Today will be a randomized trip through some of the items I have on my clipboard for “future use” in these rants. If you think you have discovered a thread that goes through them, you may be certain that your discovery is not something I had in mind while assembling this.
The NFL continues to investigate instances where players or coaches or team officials have wagered improperly. Lions’ WR, Jameson Williams, received a 6-game suspension for gambling activities and he has said that he had not been aware of the full extent of the NFL prohibitions there. Last year, Calvin Ridley was suspended for the season for betting on his own team to win even though he was on injured reserve and could not possibly play in the game or affect its outcome.

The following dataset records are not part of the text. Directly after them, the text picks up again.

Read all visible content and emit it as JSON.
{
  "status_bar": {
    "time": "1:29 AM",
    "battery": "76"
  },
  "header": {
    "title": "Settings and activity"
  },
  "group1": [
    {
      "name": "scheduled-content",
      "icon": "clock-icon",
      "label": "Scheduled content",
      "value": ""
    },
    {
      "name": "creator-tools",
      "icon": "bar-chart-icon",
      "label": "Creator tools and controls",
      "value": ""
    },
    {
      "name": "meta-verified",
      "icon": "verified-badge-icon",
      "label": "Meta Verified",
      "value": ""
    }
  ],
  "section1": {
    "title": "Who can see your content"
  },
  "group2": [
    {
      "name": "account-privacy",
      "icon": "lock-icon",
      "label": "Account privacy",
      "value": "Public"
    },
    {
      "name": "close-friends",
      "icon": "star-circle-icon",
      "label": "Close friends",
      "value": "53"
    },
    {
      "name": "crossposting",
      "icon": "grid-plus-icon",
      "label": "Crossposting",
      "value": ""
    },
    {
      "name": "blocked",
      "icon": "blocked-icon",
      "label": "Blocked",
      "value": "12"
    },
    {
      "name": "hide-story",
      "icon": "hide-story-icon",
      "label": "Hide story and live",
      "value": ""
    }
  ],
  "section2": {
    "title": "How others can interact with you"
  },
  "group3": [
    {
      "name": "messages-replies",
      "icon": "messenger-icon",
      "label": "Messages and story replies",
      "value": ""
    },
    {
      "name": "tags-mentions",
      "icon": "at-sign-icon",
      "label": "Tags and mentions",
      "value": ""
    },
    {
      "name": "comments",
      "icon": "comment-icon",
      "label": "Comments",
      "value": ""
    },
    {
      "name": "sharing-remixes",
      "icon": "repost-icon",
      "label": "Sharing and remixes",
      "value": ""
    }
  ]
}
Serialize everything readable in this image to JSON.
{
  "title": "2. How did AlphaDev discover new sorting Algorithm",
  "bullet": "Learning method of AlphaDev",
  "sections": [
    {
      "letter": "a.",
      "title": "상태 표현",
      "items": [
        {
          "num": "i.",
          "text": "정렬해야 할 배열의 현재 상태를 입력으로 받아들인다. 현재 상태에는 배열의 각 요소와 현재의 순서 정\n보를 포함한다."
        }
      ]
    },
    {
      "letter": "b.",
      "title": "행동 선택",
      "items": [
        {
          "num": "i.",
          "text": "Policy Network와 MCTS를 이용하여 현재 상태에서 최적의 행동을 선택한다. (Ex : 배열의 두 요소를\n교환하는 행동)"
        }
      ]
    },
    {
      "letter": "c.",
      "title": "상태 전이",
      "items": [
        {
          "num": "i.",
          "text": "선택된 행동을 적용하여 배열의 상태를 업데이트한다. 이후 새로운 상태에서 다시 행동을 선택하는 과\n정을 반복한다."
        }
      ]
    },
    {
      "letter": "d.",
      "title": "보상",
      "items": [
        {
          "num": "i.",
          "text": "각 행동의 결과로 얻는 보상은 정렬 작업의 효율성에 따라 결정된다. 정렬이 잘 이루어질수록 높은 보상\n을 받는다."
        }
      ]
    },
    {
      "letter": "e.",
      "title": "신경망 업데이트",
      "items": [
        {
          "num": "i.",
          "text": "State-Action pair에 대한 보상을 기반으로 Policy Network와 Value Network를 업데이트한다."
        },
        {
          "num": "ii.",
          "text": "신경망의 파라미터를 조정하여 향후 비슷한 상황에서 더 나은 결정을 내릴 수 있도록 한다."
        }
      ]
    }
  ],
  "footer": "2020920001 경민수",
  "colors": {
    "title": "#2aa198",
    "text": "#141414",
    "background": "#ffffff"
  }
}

So, what are the rules in effect here?
The prohibitions about gambling are codified in the CBA between the NFL and the NFLPA. Here is a summary:
- Football betting: No way and no how. Betting is prohibited on games, practices, the Draft, the Combine, futures, or props. If the sport is football, forget about betting on it.
- Other sports: NFL personnel other than players are also forbidden to bet or facilitate betting on any other professional, college, international or amateur sport, tournament, or event.

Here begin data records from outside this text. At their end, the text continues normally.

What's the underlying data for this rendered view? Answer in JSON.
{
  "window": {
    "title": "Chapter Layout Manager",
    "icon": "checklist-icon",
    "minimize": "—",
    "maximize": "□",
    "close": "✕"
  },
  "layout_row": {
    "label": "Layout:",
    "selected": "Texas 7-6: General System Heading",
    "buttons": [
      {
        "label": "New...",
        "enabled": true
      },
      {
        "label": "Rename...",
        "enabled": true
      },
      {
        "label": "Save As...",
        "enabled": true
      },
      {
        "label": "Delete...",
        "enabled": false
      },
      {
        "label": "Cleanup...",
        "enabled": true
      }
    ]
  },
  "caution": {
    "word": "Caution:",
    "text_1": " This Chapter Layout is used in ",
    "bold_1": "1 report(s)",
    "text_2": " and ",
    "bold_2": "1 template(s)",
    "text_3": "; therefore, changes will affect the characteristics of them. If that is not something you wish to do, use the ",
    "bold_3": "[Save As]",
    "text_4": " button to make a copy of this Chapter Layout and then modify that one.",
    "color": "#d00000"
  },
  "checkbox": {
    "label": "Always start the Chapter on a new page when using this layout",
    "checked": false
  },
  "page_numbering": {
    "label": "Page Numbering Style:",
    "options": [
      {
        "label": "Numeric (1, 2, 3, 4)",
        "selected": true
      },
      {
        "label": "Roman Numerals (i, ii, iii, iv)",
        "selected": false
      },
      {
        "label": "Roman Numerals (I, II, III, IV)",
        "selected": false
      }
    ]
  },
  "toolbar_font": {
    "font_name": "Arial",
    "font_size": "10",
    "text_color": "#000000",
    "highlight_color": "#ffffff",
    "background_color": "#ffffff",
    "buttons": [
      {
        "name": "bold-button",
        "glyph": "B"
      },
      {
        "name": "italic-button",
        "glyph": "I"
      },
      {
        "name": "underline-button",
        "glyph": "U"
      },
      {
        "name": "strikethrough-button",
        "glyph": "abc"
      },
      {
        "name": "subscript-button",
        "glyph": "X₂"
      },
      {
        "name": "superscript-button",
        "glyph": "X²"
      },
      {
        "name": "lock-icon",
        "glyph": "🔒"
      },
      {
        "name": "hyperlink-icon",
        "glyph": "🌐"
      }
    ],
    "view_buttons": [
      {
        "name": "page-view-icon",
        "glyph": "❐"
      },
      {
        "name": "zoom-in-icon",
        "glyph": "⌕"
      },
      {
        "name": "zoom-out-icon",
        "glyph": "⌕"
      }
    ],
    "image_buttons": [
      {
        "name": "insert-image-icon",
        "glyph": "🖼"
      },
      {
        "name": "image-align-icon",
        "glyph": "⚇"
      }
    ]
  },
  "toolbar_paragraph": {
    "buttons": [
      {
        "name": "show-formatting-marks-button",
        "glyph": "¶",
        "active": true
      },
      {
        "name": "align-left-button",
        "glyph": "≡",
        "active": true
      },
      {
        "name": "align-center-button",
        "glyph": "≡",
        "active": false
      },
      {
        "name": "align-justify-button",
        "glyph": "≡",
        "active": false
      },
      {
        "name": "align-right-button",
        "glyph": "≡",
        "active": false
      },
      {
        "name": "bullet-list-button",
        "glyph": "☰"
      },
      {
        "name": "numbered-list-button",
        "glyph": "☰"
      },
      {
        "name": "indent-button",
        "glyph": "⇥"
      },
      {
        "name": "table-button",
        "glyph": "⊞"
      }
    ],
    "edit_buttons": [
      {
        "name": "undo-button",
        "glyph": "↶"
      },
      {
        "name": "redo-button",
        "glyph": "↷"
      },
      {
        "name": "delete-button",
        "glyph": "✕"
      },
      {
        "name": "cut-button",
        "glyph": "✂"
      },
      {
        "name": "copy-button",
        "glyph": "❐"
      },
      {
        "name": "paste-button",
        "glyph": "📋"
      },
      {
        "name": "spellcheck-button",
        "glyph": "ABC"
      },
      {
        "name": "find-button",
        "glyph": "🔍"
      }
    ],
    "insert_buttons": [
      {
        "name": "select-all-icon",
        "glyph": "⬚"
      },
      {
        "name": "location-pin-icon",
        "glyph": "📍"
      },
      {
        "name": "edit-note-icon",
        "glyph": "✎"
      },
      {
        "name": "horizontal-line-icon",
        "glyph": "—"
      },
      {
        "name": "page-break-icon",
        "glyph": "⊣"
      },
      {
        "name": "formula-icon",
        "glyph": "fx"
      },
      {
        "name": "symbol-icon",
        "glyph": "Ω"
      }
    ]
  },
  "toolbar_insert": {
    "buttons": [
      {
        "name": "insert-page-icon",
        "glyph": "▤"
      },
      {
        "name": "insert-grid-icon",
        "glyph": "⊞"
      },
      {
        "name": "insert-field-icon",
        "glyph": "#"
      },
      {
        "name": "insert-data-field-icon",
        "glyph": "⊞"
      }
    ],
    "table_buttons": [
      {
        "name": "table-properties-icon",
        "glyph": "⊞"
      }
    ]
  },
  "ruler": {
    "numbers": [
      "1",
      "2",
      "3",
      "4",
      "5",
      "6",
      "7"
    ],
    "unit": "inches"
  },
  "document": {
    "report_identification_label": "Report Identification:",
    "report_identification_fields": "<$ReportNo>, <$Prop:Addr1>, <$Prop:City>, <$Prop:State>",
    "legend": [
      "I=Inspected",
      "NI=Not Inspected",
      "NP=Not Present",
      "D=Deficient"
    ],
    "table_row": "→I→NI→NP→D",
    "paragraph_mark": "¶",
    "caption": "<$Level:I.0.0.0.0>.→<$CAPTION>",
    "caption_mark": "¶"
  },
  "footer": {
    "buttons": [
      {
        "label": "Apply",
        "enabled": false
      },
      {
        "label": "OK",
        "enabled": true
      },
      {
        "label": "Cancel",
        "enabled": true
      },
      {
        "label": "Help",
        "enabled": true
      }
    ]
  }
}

Gambling at legal casinos involving table games seem to be OK for NFL players and wagers on horse or dog races create a grey area in that they are “professional” events but are not enumerated anywhere by the NFL mavens. I think the rules are overly restrictive; I doubt that a revelation of a team scout betting on who will win The Masters is a threat to the integrity of NFL games; but those are the rules. Even though I think they are overly restrictive, they are also very clear and anyone – – players or anyone else – – who risks all or part of their career by making sports wagers can only claim “misunderstanding” if simultaneously they admit abject stupidity.
A report yesterday said that a player for the Colts is under investigation for placing “hundreds of bets” from within the Colts’ facilities and that those wagers took place in 2022 and 2023. Please note that these alleged activities came after the announcement of Calvin Ridley’s suspension meaning the accused player still “did not understand” the rules after that demonstration of the rules. Time to cue in Bugs Bunny:
- What a maroon!
Next up is an update on the sale of the Washington Commanders. There are continuing reports that the Finance Committee has “problems” with the structure of Josh Harris’ bid to buy the team. At some point, someone needs to whisper in the ear of those august members of the Committee that they need to tread a bit more lightly here because:
- If they turn down the deal, they are stuck with Danny Boy and the public stench that he bears as one of their colleagues.
- If they piss of Harris and his colleagues sufficiently, they may pull their bid off the table. That attaches Danny Boy to the league to plus it could open the league up to litigation by Danny Boy should he be unable to find another buyer willing to pay $6.1B for his team.
Getting rid of Danny Boy has to be a plus for the other 31 owners and putting someone else in charge of the Commanders would make the league appear to be run by adults. Two years ago, when the team chose to “rebrand itself” and went through a period calling themselves the Washington Football Team, they went about selecting a more permanent name. After two years of thinking and investigating and strategizing, they came up with the Washington Commanders – – and then learned that the Patent and Trademark Office would not give the team a trademark for the name. That boneheadedness does not dip into the pockets of the other 31 owners whose team names and logos are indeed trademarked, but it puts one more “dumbass chip” on the scales for one of the league franchises.
- Memo to the NFL Finance Committee: Get this deal done. Now.
Along those lines, let me also opine that even if the Commanders are sold and the deal were to close this evening, there is a potential for Danny Boy to continue to intersect with the NFL down the road. Jon Gruden has a lawsuit pending against the league; the NFL has tried to get the suit dismissed and – -failing that – – to force it into arbitration where the proceedings are not made public. To date, the NFL has not been successful in those motions. Critical to that suit are some 600,000 emails many of which were between Gruden and the former Skins’ team president, Bruce Allen. Some of those emails were leaked and Gruden alleges that was the basis for his losing his job.
My point is not to try this case here. My point is that if this becomes a public trial, those emails could easily become part of the public record. The obvious question that would have to be answered is how did those emails leak; and since most of the leaked ones involved the time when Allen and Danny Boy were running the Skins, that could easily drag Danny Boy back into the same orbit as the NFL. Oh joy!
Complicating that matter even further is that Bruce Allen and Danny Boy are no longer “besties”. Allen filed an arbitration claim against Danny Boy and some accommodation was reached in the process even though the two sides do not agree on how that accommodation came to be. The Gruden lawsuit will not “bring down” the NFL by any stretch of the imagination, but it has the potential to be a thorn in the foot and a huge source of embarrassment.
Finally, much of today has dealt with the foibles of very rich people so let me close with this observation about rich people by George Bernard Shaw:
“What is the matter with the poor is poverty; what is the matter with the rich is uselessness.”